Management of the cybersecurity program provided by the CEO on a day-to-day basis is further enhanced through oversight by the CCO, who provides an overview of cybersecurity program and risks to the Board as part of regular reporting. Management of the Company provides updates on cybersecurity to the Board on at least a quarterly basis, and on an ad hoc basis should a significant cybersecurity risk event occur. The Board receives assistance with cybersecurity risk oversight from our regularly retained compliance consulting firm, which provides substantial risk-based analysis and quarterly testing as part of developing quarterly board reports for the Board’s review. In addition to reviewing any significant cybersecurity risk events, the Board will help facilitate and approve appropriate responses to such events (should they occur), and approve any policies and procedures developed to prevent the occurrence of such events in the future.

Risk Management

All executive officers of the Company are considered “Covered Persons” per the Cybersecurity Policy. The Cybersecurity Policy requires all Covered Persons to undergo training on fundamental steps to protect electronically stored information, including, but not limited to:

Our cybersecurity strategy is to first seek to minimize the level of inherent risk of our environment through decentralization, cloud-based redundancy, user segregation of sensitive information and outsourcing functions that require an extensive technology footprint. We do not make use of in-house developed applications and on-premises systems or hardware beyond end-user devices, thereby reducing maintenance requirements and potential vulnerabilities. Outsourced functions include data storage, electronic communications, network maintenance, fund custodian and fund administrator services. Service providers are judiciously selected and sourced from trusted referrals subject to further due diligence, such as reviews of systems and organization controls (“SOC”) reports and policies and procedures of the potential service provider.

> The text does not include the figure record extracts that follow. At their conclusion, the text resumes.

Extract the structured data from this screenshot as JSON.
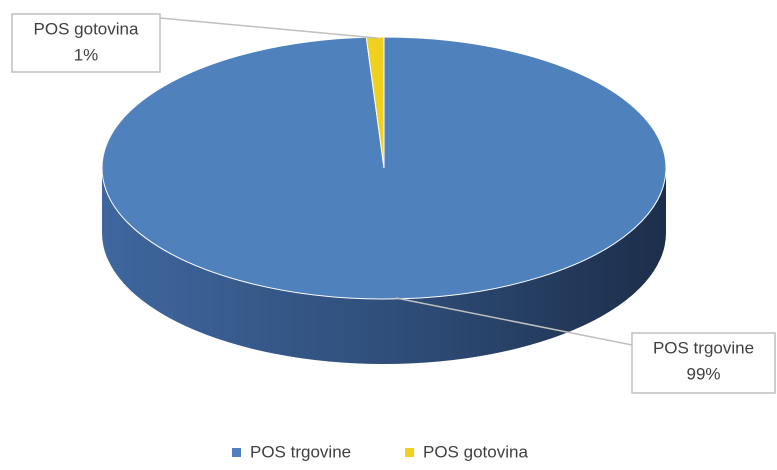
{
  "chart_data": {
    "type": "pie",
    "categories": [
      "POS trgovine",
      "POS gotovina"
    ],
    "values": [
      99,
      1
    ],
    "value_labels": [
      "99%",
      "1%"
    ],
    "colors": [
      "#4f81bd",
      "#f2d01e"
    ],
    "legend": "bottom"
  }
}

With respect to monitoring risks that cannot be outsourced, we rely on a third-party cyber-risk service provider to assist in maintaining network security, monitor potential threats, and otherwise provide year-round support for any as-needed risk management services. Any service providers we retain that receive or have access to electronic information must demonstrate, upon request by the CCO, appropriate safeguards for client information as required by relevant data privacy laws and regulations.

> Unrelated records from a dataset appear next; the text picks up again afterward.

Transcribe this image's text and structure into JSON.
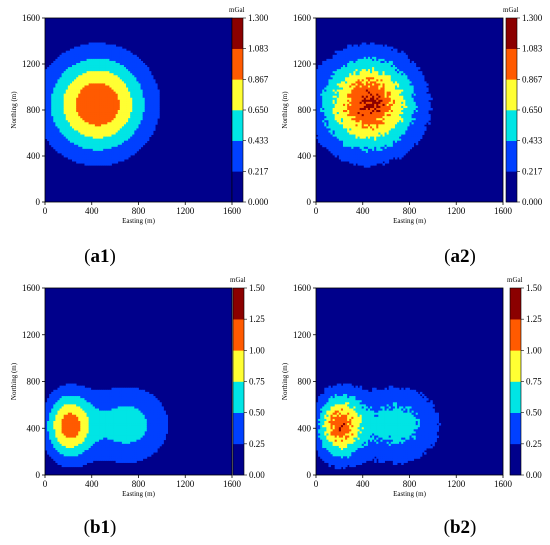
{
  "chart_data": [
    {
      "type": "heatmap",
      "panel": "a1",
      "caption_letter": "a1",
      "xlabel": "Easting (m)",
      "ylabel": "Northing (m)",
      "xlim": [
        0,
        1600
      ],
      "ylim": [
        0,
        1600
      ],
      "xticks": [
        "0",
        "400",
        "800",
        "1200",
        "1600"
      ],
      "yticks": [
        "0",
        "400",
        "800",
        "1200",
        "1600"
      ],
      "colorbar_unit": "mGal",
      "colorbar_ticks": [
        "0.000",
        "0.217",
        "0.433",
        "0.650",
        "0.867",
        "1.083",
        "1.300"
      ],
      "colorbar_range": [
        0,
        1.3
      ],
      "noisy": false,
      "anomalies": [
        {
          "center": [
            450,
            850
          ],
          "sigma": [
            300,
            300
          ],
          "amplitude": 1.05
        }
      ]
    },
    {
      "type": "heatmap",
      "panel": "a2",
      "caption_letter": "a2",
      "xlabel": "Easting (m)",
      "ylabel": "Northing (m)",
      "xlim": [
        0,
        1600
      ],
      "ylim": [
        0,
        1600
      ],
      "xticks": [
        "0",
        "400",
        "800",
        "1200",
        "1600"
      ],
      "yticks": [
        "0",
        "400",
        "800",
        "1200",
        "1600"
      ],
      "colorbar_unit": "mGal",
      "colorbar_ticks": [
        "0.000",
        "0.217",
        "0.433",
        "0.650",
        "0.867",
        "1.083",
        "1.300"
      ],
      "colorbar_range": [
        0,
        1.3
      ],
      "noisy": true,
      "anomalies": [
        {
          "center": [
            450,
            850
          ],
          "sigma": [
            295,
            295
          ],
          "amplitude": 1.08
        }
      ]
    },
    {
      "type": "heatmap",
      "panel": "b1",
      "caption_letter": "b1",
      "xlabel": "Easting (m)",
      "ylabel": "Northing (m)",
      "xlim": [
        0,
        1600
      ],
      "ylim": [
        0,
        1600
      ],
      "xticks": [
        "0",
        "400",
        "800",
        "1200",
        "1600"
      ],
      "yticks": [
        "0",
        "400",
        "800",
        "1200",
        "1600"
      ],
      "colorbar_unit": "mGal",
      "colorbar_ticks": [
        "0.00",
        "0.25",
        "0.50",
        "0.75",
        "1.00",
        "1.25",
        "1.50"
      ],
      "colorbar_range": [
        0,
        1.5
      ],
      "noisy": false,
      "anomalies": [
        {
          "center": [
            200,
            420
          ],
          "sigma": [
            140,
            200
          ],
          "amplitude": 1.05
        },
        {
          "center": [
            700,
            430
          ],
          "sigma": [
            260,
            240
          ],
          "amplitude": 0.62
        }
      ]
    },
    {
      "type": "heatmap",
      "panel": "b2",
      "caption_letter": "b2",
      "xlabel": "Easting (m)",
      "ylabel": "Northing (m)",
      "xlim": [
        0,
        1600
      ],
      "ylim": [
        0,
        1600
      ],
      "xticks": [
        "0",
        "400",
        "800",
        "1200",
        "1600"
      ],
      "yticks": [
        "0",
        "400",
        "800",
        "1200",
        "1600"
      ],
      "colorbar_unit": "mGal",
      "colorbar_ticks": [
        "0.00",
        "0.25",
        "0.50",
        "0.75",
        "1.00",
        "1.25",
        "1.50"
      ],
      "colorbar_range": [
        0,
        1.5
      ],
      "noisy": true,
      "anomalies": [
        {
          "center": [
            200,
            420
          ],
          "sigma": [
            140,
            200
          ],
          "amplitude": 1.08
        },
        {
          "center": [
            700,
            430
          ],
          "sigma": [
            260,
            240
          ],
          "amplitude": 0.62
        }
      ]
    }
  ],
  "colors": {
    "levels": [
      "#00008b",
      "#0040ff",
      "#00e5e5",
      "#ffff33",
      "#ff5a00",
      "#8b0000"
    ],
    "axis": "#000000"
  }
}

Cybersecurity Incidents and Response Plan

To date, we have not experienced or otherwise identified any cybersecurity incident which had or would have had a material impact on our operations or financial results. While our clean history regarding cybersecurity incidents could be subject to change with evolving threats or developing technologies, we maintain substantial controls in place such that even if we should experience a cybersecurity threat, an appropriate response will ensure that appropriate action steps are taken to protect client information and appropriately inform customers of any risk exposure.

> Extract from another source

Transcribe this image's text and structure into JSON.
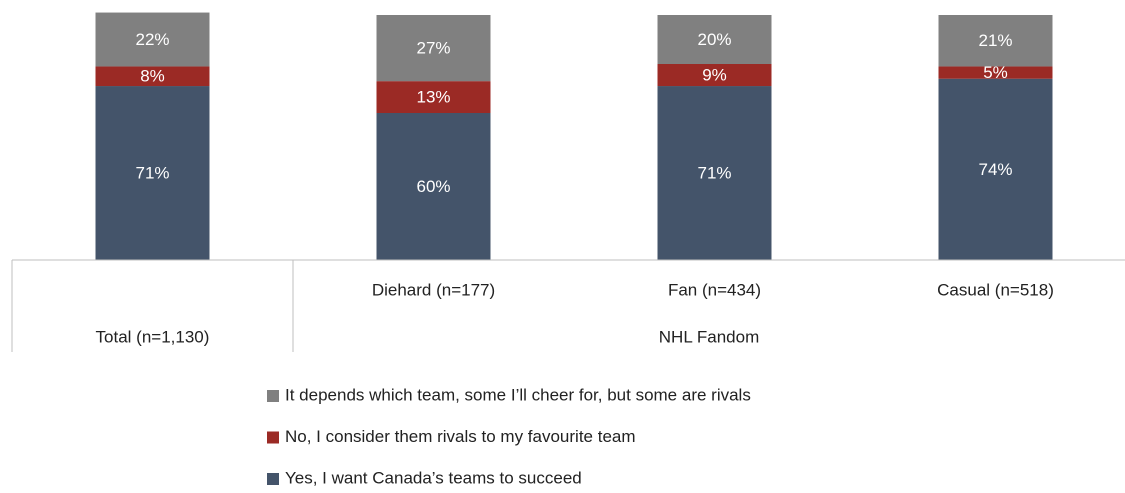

During or at the conclusion of an assessment of a cybersecurity incident, we will respond to the incident. The response will vary based upon the severity of the incident or event. The CEO, in consultation with the Chief Financial Officer (“CFO”) and CCO as needed, will determine whether the incident is likely to affect ongoing business operations. In determining the level of response, we focus on the following criteria: 

Once it is determined that a cybersecurity incident has been resolved, we will then work to establish appropriate controls (if applicable) to address or prevent similar future events. Such additional controls will be developed in concert with management and will be reviewed for the propriety of the response in line with the above-stated focus criteria during quarterly Board meetings.